New York City, New York – (StockNewsDesk) – 11/04/2014 — US markets opened in the red as a couple of economic indicators failed to impress the Street. Factors orders, though negative, came in line with expectations; the US trade balance was well below expectations. In corporate earnings, the nation’s largest insurance service provider, American International Group, Inc. (NYSE:AIG), impressed Wall Street after it posted better than expected numbers.
According to the Commerce Department, the trade gap rose more than 7.5% to $43.03 billion compared to expectations of $40.0 billion. The export figures declined to their lowest level in five months. It points towards a slower economic growth. There is a high chance that economic growth could decline owing to the winter and negative factory orders.
The factory order came in line with expectations and better than the reading in the earlier month, however, was still in negative on 0.6. Recently, the US Government has reported better than expected growth rate of 3.5%. The harsh winter could slash the growth rate by 0.3 percentage points. Trade figures, which came in negative, contributed as many 1.32 percentage points in the growth rate.

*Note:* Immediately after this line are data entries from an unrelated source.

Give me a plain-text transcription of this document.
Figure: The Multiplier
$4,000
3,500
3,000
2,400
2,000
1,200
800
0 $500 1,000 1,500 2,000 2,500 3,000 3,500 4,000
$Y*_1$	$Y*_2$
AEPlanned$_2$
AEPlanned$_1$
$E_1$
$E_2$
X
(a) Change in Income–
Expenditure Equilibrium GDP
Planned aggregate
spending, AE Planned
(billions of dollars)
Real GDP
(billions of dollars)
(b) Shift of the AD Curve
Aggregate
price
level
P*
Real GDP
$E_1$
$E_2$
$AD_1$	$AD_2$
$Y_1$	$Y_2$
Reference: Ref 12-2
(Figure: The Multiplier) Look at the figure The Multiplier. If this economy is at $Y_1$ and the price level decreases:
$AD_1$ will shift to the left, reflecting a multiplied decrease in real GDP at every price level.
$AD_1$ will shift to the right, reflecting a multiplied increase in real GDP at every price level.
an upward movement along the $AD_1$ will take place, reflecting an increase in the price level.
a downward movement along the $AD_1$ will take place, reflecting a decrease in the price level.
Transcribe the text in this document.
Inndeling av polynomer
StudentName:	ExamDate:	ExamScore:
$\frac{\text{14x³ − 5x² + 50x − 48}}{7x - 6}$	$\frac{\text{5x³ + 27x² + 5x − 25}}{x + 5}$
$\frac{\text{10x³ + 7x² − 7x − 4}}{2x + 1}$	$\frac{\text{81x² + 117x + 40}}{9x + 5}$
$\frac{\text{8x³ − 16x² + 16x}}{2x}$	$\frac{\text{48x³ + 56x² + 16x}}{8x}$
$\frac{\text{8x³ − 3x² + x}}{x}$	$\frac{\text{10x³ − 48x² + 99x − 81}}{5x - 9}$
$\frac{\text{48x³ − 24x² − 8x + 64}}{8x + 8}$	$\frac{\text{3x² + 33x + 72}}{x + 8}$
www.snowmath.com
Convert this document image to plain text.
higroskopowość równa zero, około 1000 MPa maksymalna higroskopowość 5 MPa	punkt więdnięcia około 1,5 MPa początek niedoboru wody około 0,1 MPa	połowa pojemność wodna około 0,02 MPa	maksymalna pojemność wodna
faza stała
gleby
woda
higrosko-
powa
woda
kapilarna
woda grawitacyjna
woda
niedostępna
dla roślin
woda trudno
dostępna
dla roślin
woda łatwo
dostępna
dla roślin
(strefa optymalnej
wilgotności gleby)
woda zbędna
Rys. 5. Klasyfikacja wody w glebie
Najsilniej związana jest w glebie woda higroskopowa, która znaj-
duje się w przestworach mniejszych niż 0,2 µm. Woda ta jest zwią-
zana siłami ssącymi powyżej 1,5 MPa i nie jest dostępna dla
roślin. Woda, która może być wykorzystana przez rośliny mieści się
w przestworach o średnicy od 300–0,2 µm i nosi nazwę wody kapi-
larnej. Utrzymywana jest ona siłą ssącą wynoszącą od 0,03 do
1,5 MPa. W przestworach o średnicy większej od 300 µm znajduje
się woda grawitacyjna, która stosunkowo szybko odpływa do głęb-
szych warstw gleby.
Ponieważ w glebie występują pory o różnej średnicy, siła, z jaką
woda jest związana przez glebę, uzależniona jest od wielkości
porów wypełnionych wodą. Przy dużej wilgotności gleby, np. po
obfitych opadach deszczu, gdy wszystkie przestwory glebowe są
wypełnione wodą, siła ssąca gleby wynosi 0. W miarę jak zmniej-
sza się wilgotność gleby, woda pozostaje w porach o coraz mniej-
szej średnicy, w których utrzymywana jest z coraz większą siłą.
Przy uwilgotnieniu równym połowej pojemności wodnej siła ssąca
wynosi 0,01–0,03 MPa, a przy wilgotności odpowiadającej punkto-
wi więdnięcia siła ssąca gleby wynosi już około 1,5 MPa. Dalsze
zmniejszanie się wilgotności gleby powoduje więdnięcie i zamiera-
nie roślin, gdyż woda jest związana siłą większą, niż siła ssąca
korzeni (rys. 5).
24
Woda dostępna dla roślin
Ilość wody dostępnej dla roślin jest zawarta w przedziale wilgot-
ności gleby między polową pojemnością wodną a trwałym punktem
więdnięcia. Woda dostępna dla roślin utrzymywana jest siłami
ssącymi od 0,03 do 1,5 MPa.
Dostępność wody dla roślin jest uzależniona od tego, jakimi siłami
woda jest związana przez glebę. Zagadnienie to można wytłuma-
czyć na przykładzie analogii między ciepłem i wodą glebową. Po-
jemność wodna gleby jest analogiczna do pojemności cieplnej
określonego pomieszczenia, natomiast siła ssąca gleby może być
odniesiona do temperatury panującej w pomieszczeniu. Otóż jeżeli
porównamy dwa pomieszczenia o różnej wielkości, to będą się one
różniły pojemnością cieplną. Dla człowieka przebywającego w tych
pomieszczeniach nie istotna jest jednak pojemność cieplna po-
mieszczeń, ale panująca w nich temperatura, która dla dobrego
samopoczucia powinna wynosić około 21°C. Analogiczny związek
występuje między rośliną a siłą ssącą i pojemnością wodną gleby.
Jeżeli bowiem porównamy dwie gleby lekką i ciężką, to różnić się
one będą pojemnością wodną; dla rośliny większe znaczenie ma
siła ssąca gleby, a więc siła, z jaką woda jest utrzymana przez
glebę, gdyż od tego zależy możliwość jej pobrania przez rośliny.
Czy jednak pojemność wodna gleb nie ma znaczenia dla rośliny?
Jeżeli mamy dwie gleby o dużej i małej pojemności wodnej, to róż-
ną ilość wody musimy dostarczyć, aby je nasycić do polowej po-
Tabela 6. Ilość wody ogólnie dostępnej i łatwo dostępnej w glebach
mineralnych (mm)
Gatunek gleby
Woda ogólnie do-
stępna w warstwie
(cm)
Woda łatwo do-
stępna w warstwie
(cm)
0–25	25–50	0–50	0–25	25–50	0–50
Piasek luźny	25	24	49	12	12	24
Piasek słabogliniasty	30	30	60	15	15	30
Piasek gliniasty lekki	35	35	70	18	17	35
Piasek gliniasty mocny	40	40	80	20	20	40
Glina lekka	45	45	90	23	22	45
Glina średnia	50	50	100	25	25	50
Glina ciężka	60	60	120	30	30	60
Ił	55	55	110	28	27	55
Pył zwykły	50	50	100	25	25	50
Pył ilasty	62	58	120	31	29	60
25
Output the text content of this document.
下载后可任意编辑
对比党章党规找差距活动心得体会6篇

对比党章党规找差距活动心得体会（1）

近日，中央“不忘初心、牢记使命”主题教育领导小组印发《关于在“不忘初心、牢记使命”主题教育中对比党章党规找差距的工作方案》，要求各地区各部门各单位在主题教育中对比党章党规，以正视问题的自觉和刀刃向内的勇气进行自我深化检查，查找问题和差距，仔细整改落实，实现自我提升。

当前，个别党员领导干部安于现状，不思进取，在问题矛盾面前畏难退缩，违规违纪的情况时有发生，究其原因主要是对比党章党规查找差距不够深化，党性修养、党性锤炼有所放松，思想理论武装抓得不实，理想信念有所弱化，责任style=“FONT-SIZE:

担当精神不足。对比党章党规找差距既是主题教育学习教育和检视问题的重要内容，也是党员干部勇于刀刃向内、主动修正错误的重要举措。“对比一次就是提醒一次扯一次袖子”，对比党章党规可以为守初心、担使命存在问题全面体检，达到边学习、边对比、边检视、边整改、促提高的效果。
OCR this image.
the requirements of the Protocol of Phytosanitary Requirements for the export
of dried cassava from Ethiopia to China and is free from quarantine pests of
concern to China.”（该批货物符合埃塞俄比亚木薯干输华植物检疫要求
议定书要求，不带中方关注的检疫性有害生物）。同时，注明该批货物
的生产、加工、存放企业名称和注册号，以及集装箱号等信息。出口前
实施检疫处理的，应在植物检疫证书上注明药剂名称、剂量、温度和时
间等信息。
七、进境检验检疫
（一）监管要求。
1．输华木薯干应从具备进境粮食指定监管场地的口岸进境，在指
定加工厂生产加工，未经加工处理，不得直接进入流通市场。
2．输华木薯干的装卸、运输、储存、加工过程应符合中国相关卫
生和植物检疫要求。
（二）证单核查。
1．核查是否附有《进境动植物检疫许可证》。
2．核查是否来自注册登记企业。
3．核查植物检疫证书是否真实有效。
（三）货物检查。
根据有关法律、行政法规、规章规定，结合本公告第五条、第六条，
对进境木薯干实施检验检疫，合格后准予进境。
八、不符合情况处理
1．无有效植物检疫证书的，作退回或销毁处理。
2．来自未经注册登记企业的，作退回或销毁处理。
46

Export figures of the largest economy in the world fell nearly 1.5% to $195.59 billion. This is the level last seen during April. The slow economy in China and the Euro zone is largely responsible for the weakness in export figures.
Weak Export Figures Across Globe
Export figures of all the developed and few developing countries across the globe declined. Euro zone saw declination of exports by 6.5%, while Chinese exports dropped down 3.2%. Japan’s exports have dropped by a massive 14.7 %, while weakness in export growth was seen in Brazilian and Mexican economies too. Imports by the US stayed in line with expectations as crude oil prices hit the lowest level since 2009. Domestic increase of crude production in the US has helped to tame the widening of trade deficit balance.
AIG Impresses Wall Street
The largest insurance company in the US reported earnings that brought optimism in the stock. The third-quarter earnings of the company improved predominantly because of improving performance in the core insurance operations. The company declared a dividend of 12.5 cents a share in addition to the announcement that the company will buy-back shares worth $1.5 billion. The operating income after-tax increased more than 23% compared to earlier years.
Net income of AIG came in at $2.19 billion or $1.52 a share, compared to the earlier year’s figure of $2.17 billion or $1.46 a share. Under the property casualty’s head, premiums increased to $8.63 billion, while under the commercial underwriting head premiums increased to around $5.34 billion.